Blogger Solieyu said...
It's always bittersweet to watch players like Manute Bol (and Yao Ming). It's a mixed blessing being that tall, and despite their great height, they tend to come across as frail. Yao is unlikely to play at his former level ever again if at all.

Their height gives them unique gifts when it comes to basketball, and you can only think that a catastrophic injury is just around the corner. I mean, the guy was 7'7." To put that into perspective the hoop is only 10' high. He could easily reach over the rim flat footed. Yet he was only two hundred and twenty-five pounds. Less than LeBron James and Kevin Durant, and only a handful of pounds over the likes of Deron Williams and Kobe Bryant (Yao is a much 'healthier' 310 lbs, but his foot might as well be amputated).

Blogger Dan said...
I remember when I was a kid, I would play basketball in my driveway with my brother and friends. Sometimes, when we were messing around, someone on defense would grab a tree branch that was like 4 feet long and try to block shots. Whenever we blocked a shot with the branch, we'd yell out "MANUTE!!"

Looking at his career numbers, it's amazing that he had more blocks than defensive rebounds. That's never happened before (at least not anyone with at least 1 block per game, according to basketball reference)!

From what I've read/heard of him, he was a good man, supporting his country. He'll be missed.

Anonymous Anonymous said...
According to Wikipedia, Manute is the father of the idiom "my bad"!


Blogger AnacondaHL said...
Scroll down on his bballref page and look at his salary numbers. Amazing the work he did for Sudan, etc., what having your heart in the right place can accomplish. RIP.

In the meantime, here's Ty Lawson's brilliant championship plan: "I heard if u hit a kardashian u win a championship.. Kim k holla me!!! I need ya for 17 min"

Ty "17 minutes" Lawson, everybody, for your Basketbawful enjoyment.

Anonymous AK Dave said...

17min is well over the average...

Paulo Coelho says 11 minutes is average, so 17 min is 50% better than the average dude.

As for me, I've found 0:30 to be more than enough time. OK, 1:15 if you include foreplay.


WV: jetoll- I'm a jetoll over that @$$!!

Anonymous AK Dave said...
Question: what's more awe-inspiring: Manute Bol 3-pointer or Muggsy Bogues dunk?

(I think those 3's from Bol are just insane.)

Anonymous Karc said...
See, here's my question for Ty Lawson. Would he be willing boink Rob Kardashian if that meant a title?

It would have to be longer than 17 minutes, and there must be video.

Anonymous Sorbo said...
I don't think Ty would be able to last 17 minutes with Rob. He's too much man for anyone to handle for 10 minutes, let alone 17.

Blogger eileen said...
Dan, that tree branch story is hilarious.

I always liked Manute as a player, and for his ability to laugh at himself, like in this SNL classic.

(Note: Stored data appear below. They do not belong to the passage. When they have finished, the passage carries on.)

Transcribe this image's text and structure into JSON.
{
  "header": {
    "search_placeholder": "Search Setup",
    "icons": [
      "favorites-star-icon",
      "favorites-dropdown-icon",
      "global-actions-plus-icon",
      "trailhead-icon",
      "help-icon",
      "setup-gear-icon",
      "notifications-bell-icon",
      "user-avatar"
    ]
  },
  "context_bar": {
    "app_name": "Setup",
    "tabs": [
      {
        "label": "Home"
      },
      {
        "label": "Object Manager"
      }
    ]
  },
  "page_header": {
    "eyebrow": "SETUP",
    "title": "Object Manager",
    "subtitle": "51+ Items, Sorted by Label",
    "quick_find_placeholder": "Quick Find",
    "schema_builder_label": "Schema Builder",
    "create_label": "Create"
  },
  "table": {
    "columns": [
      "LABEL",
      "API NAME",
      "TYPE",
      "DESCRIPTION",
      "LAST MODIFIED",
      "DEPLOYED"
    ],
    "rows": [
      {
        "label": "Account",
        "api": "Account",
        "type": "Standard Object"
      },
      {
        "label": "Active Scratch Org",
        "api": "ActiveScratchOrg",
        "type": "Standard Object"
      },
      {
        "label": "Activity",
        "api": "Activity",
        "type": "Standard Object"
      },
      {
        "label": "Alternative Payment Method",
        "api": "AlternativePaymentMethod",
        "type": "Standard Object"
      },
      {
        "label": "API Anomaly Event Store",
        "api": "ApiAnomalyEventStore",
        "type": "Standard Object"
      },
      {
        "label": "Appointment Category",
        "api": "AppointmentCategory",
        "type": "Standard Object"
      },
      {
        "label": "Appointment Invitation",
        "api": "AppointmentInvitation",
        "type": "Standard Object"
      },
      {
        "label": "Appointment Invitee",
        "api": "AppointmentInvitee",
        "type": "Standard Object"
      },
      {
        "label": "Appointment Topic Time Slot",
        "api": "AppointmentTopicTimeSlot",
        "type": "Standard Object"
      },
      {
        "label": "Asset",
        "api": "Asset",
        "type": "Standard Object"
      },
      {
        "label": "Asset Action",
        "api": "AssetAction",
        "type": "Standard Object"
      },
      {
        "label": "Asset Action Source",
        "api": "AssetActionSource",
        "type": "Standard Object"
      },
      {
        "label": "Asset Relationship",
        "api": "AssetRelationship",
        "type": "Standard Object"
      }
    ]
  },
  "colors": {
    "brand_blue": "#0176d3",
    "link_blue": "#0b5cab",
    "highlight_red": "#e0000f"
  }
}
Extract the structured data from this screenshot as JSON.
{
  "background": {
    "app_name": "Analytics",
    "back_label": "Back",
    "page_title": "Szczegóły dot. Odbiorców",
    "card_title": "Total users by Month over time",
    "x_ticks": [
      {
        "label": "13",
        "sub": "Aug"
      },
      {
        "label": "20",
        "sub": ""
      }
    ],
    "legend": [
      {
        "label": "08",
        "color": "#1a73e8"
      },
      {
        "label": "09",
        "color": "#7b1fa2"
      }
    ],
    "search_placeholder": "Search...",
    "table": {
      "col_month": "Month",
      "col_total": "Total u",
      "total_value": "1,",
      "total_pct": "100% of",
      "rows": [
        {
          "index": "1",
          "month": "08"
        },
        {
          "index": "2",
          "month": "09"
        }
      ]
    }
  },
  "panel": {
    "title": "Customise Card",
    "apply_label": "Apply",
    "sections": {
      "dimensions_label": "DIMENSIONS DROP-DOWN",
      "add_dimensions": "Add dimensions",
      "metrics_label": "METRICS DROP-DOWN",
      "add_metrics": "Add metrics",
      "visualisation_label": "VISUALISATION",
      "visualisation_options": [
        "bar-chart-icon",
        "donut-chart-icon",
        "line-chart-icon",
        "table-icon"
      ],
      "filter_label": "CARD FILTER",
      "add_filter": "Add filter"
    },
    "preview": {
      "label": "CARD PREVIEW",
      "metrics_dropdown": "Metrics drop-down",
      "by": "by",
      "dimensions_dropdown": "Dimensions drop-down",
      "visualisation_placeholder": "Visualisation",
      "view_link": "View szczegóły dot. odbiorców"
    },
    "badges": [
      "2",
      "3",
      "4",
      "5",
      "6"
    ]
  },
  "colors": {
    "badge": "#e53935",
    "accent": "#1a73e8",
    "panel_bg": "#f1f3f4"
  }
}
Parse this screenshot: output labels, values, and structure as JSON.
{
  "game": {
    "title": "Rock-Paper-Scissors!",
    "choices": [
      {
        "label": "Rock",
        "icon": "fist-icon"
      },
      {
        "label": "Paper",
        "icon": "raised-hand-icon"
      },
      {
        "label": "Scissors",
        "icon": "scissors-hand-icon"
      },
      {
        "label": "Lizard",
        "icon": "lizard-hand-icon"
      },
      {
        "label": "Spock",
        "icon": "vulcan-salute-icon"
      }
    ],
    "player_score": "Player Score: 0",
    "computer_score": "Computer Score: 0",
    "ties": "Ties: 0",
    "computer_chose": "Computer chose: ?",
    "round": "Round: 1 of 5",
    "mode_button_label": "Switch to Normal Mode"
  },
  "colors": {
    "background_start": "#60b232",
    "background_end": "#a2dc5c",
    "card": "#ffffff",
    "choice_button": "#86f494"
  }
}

I didn't know much about his humanitarian work until I read a book about a Sudanese refugee last year (What is the What, in case anyone is wondering) and Manute Bol was mentioned a few times for his charitable efforts. I was curious and looked up some articles about Manute and was amazed by what I found. The guy spent ALL of his money and worked tirelessly to help out his troubled homeland- it's really something to be commended. Sad that he died so young.

Blogger starang said...
WOW. I have some great memories of Manute. As a Suns fan, I remember watching him hit 6 3's. I remember Barkley just DARING him to shoot...multiple feet behind the line. It was amazing.

He was a great NBA story, and he will be missed.

Anonymous gebwel said...
looking at basketball-reference list of NBA's best shotblockers (by BLK%), i'm surprised to find hakeem came up so low. among the players ahead of him are regular bawfulites like joel anthony, jerome james, greg ostertag, desagana diop and darko milicic!